White Noise is a natural thing in the novel. If technology did not exist under any circumstances, it would be a disaster for characters in the novel. As one can understand from the information given above, the world became globalized thanks to radio and TV so it is not difficult to learn about any event in any part of the world. It is clearly stated in the novel White Noise that “technology with a human face” appears. Each electronic device is part of a human being. Sometimes a human being might do the duty of a radio or newspaper as Heinrich and Babette do in the novel.

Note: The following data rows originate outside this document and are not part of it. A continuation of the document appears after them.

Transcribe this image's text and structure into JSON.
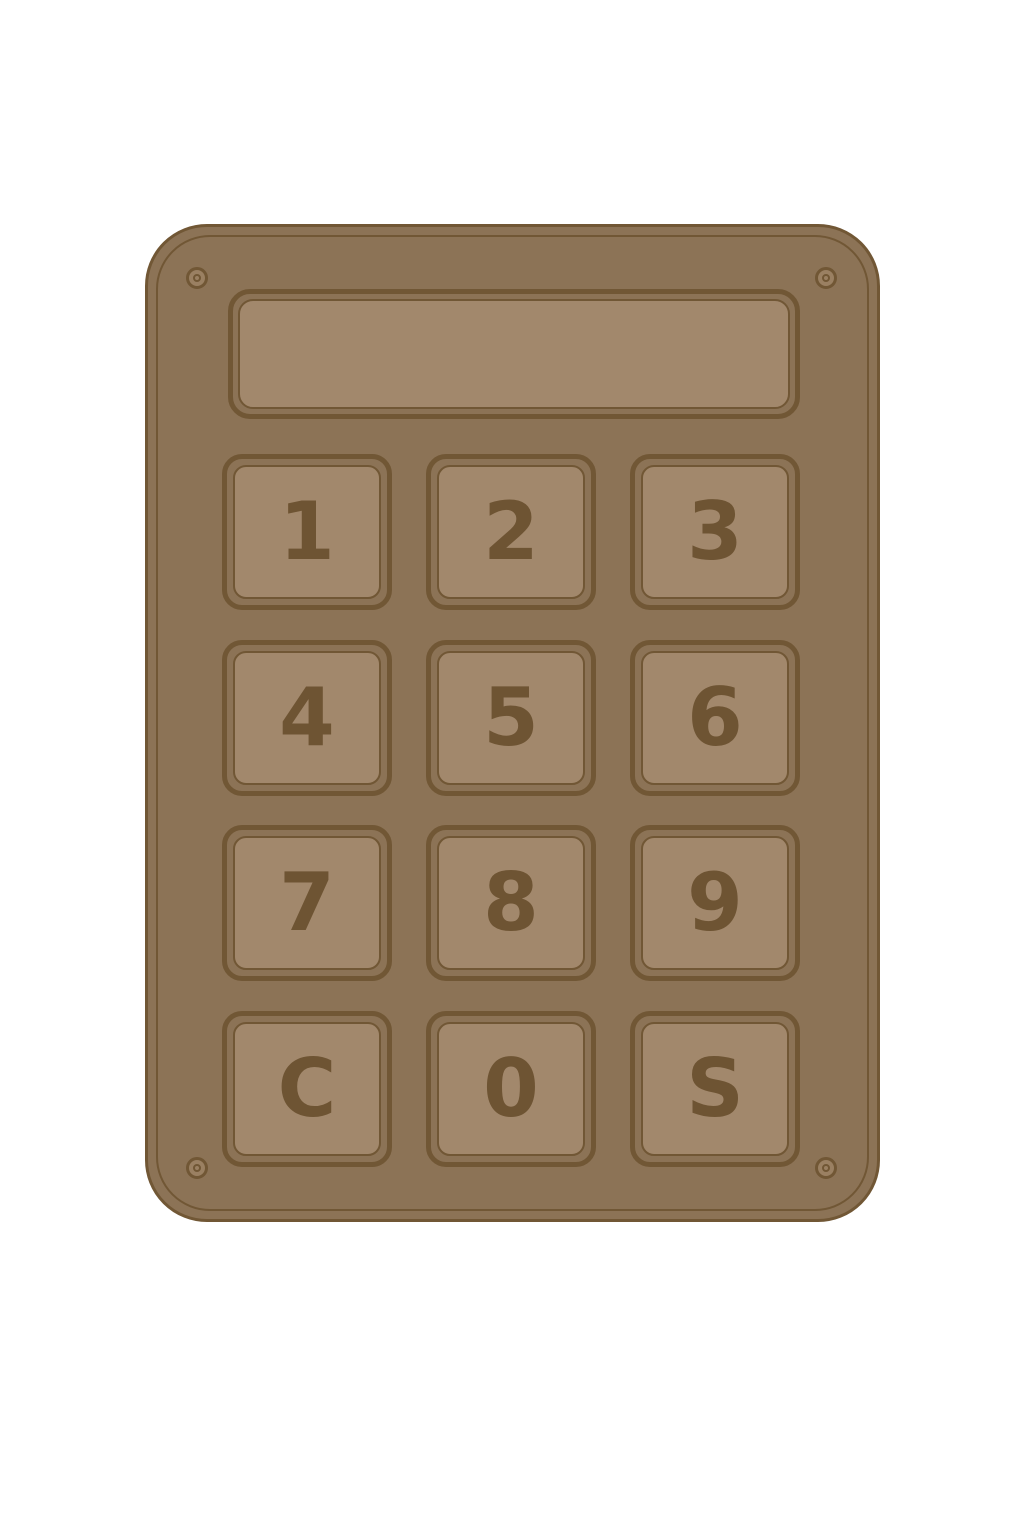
{
  "keypad": {
    "display_text": "",
    "keys": [
      {
        "label": "1",
        "name": "key-1"
      },
      {
        "label": "2",
        "name": "key-2"
      },
      {
        "label": "3",
        "name": "key-3"
      },
      {
        "label": "4",
        "name": "key-4"
      },
      {
        "label": "5",
        "name": "key-5"
      },
      {
        "label": "6",
        "name": "key-6"
      },
      {
        "label": "7",
        "name": "key-7"
      },
      {
        "label": "8",
        "name": "key-8"
      },
      {
        "label": "9",
        "name": "key-9"
      },
      {
        "label": "C",
        "name": "key-clear"
      },
      {
        "label": "0",
        "name": "key-0"
      },
      {
        "label": "S",
        "name": "key-submit"
      }
    ]
  },
  "colors": {
    "body": "#8c7356",
    "outline": "#715735",
    "key_face": "#a2886c",
    "label": "#6e5433"
  }
}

As long as media technology develops, its effect on people and their subsequent consumption will increase, too. While some people believe that radio or TV for entertainment and commercial purposes are considered low-class or uncultured, these media will never lose their powerful effect on people. People need to hear voices around them even though they are not real. And this unconscious or subconscious type of passive listening can cause real changes to people’s behaviours. Perhaps this is the reason why media is such an effective and popular method of imposing values or issues on society.

REFERENCES

Benjamin, W. (1936). “The Work of Art in the Age of Mechanical Reproduction” N.P. 3-4 Delillo, Don. (1985). White Noise. London, Picador.

Hilmes, M., & Jason, L. Eds. (2002). “Rethinking Radio.” Radio reader: Essays in the Cultural

History of Radio. London: Routledge, 1-11.

McLuhan, M. (1990). “Radio.” Understanding Media: The Extension of Man. The MIT Press, 260-67.

Wilcox, L. (1991). “Baudrillard, DeLillo's White Noise, and the End of Heroic Narrative Contemporary Literature.” University of Wisconsin Press 32. 3 346-365.